[edit]
Multiaccuracy for Subpopulation Calibration Over Distribution Shift in Medical Prediction Models
Proceedings of the sixth Conference on Health, Inference, and Learning, PMLR 287:130-144, 2025.
Abstract
Multiaccuracy was previously demonstrated to improve subpopulation calibration in medical prediction models, ensuring fairness towards subpopulations. Medical prediction models often experience degraded performance due to distribution shifts (e.g. changes in input data resulting from changes in space or time), but the effectiveness of multiaccuracy in ensuring medical predictors’ fairness under these circumstances was suggested theoretically but has yet to be studied empirically. To explore this, we trained prediction models using real-world data, applied an adaptation of multiaccuracy as a post-processing step to intersecting subpopulations defined by combinations of protected features such as age, gender, and socioeconomic status, and tested the performance of the models on target test sets from distributions different than the development cohorts. The results demonstrated that the improvement in subpopulation calibration achieved by multiaccuracy was maintained in the target distribution over two experiments, simulating spatial-temporal and migration-induced distribution shifts.
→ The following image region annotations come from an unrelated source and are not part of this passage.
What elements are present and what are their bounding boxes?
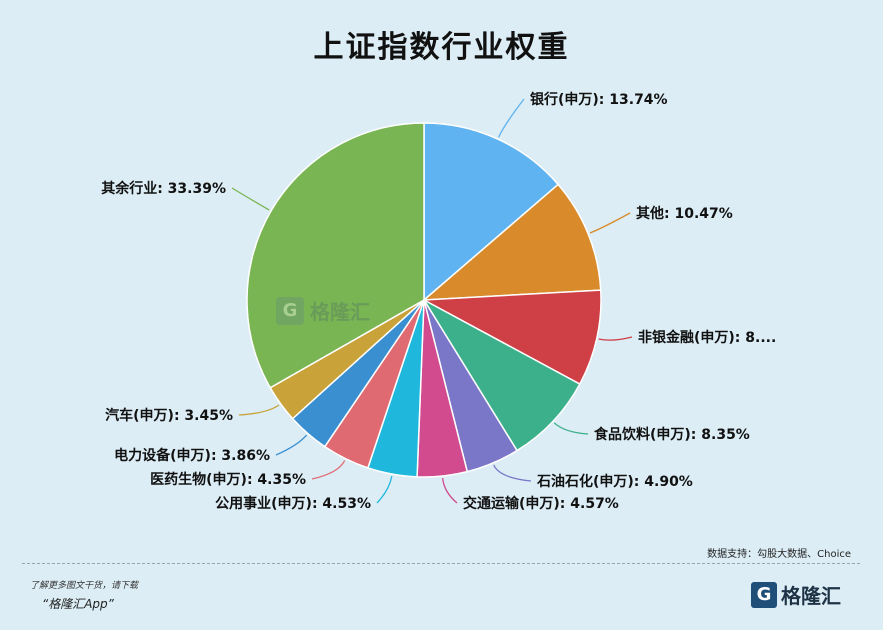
leader-line <box>493 464 532 482</box>
pie-slice <box>421 289 602 386</box>
slice-label: 电力设备(申万): 3.86% <box>114 447 270 464</box>
leader-line <box>275 434 308 456</box>
footer-divider <box>22 563 860 564</box>
leader-line <box>231 187 270 211</box>
slice-label: 交通运输(申万): 4.57% <box>463 495 619 512</box>
brand-logo: G 格隆汇 <box>751 580 841 609</box>
slice-label: 医药生物(申万): 4.35% <box>150 471 306 488</box>
slice-label: 石油石化(申万): 4.90% <box>536 473 693 490</box>
leader-line <box>376 475 393 504</box>
brand-logo-icon: G <box>751 581 777 608</box>
slice-label: 其他: 10.47% <box>636 205 733 222</box>
pie-slice <box>421 183 602 301</box>
pie-slices <box>246 122 602 478</box>
brand-name: 格隆汇 <box>781 584 841 608</box>
leader-line <box>598 336 633 341</box>
data-source: 数据支持：勾股大数据、Choice <box>707 549 851 560</box>
leader-line <box>553 422 589 435</box>
leader-line <box>498 98 525 138</box>
pie-slice <box>421 298 581 452</box>
leader-line <box>589 212 631 234</box>
slice-label: 食品饮料(申万): 8.35% <box>594 426 750 443</box>
slice-label: 公用事业(申万): 4.53% <box>215 495 371 512</box>
slice-label: 其余行业: 33.39% <box>101 180 226 197</box>
leader-line <box>441 477 458 504</box>
pie-slice <box>423 122 560 302</box>
slice-labels: 银行(申万): 13.74% 其他: 10.47% 非银金融(申万): 8.... 食… <box>101 91 776 512</box>
leader-lines <box>231 98 633 504</box>
chart-title: 上证指数行业权重 <box>313 30 570 65</box>
slice-label: 非银金融(申万): 8.... <box>638 329 776 346</box>
footer-app-name: “格隆汇App” <box>42 597 114 611</box>
slice-label: 汽车(申万): 3.45% <box>105 407 233 424</box>
pie-slice <box>246 122 425 389</box>
leader-line <box>311 460 346 480</box>
footer-note: 了解更多图文干货，请下载 <box>30 581 139 591</box>
slice-label: 银行(申万): 13.74% <box>530 91 668 108</box>
leader-line <box>238 404 280 416</box>
pie-chart: 银行(申万): 13.74% 其他: 10.47% 非银金融(申万): 8.... 食… <box>101 91 776 512</box>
On average, over the two experiments, Calibration in the Large mean error and variance measures were reduced by 71.8% and 70.7% on the target distributions after applying multiaccuracy, respectively. These findings highlight the potential of post-processing for multiaccuracy as a tool for enhancing the fairness and reliability of medical prediction models across diverse populations, even under circumstances of major distribution shifts.